Haig Harris asserted that Lynne Spalding’s death wasn’t related to alcoholism and insisted that she died of starvation or dehydration.
“To suggest alcoholism was involved is an outrageous, gratuitous comment,” Harris told the San Francisco Chronicle a day after the medical examiner’s report was released.
Spalding, 57, was found in a locked stairwell on Oct. 8, 17 days after she went missing from her hospital room. The coroner’s report said she died accidentally and the cause was “probable electrolyte imbalance with delirium” because of “complications of chronic ethanolism.”
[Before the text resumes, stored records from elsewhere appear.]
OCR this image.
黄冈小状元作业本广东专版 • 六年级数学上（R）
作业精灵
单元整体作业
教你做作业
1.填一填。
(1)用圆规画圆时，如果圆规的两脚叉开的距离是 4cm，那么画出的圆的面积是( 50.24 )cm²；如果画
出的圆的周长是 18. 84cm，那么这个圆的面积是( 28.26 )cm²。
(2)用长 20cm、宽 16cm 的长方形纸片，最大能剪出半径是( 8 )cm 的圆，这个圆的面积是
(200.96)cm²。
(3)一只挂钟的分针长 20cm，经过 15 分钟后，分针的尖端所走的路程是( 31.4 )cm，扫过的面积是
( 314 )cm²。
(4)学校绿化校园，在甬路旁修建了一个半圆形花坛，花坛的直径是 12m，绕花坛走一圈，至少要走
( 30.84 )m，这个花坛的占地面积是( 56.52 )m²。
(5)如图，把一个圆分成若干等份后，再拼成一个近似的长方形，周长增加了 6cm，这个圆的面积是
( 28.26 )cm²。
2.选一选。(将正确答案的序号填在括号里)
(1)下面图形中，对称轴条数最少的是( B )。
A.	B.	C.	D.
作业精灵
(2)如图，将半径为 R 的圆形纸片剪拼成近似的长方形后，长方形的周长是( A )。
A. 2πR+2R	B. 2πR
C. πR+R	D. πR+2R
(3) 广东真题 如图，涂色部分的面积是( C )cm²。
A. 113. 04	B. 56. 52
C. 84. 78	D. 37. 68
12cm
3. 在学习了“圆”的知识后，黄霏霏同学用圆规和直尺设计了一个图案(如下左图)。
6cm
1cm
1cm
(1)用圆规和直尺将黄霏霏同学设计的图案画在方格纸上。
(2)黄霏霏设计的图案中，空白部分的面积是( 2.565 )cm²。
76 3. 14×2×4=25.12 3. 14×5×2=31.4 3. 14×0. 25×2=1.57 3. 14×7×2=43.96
She had been admitted to the hospital Sept. 19 with a urinary infection, and she also had an altered mental state for one to two months and weight loss for two weeks, the report said.
Two days after she was admitted, she disappeared from her hospital room. Spalding was confused and delirious that day, the report said. She didn’t know the day or time or even why she was in the hospital, according to the report, which also said her laboratory test results were consistent with “alcoholic liver disease.”
Harris said the mention of alcoholism “demeans the memory of this woman, without telling us when she died, how long she was out there suffering.”
He said Spalding drank wine nightly and had suffered weight loss from not eating.
David Perry, a family spokesman who knew Spalding for six years, denied Friday that Spalding ever had an alcohol problem.
An after-hours call to the medical examiner’s office was not immediately returned.
The hospital said it has instituted a number of measures after Spalding’s death, including daily stairwell checks and new training for security staff.
Several employees with the San Francisco Sheriff’s Department, which provides hospital security, were reassigned after Sheriff Ross Mirkarimi acknowledged that a thorough search was never conducted for Spalding.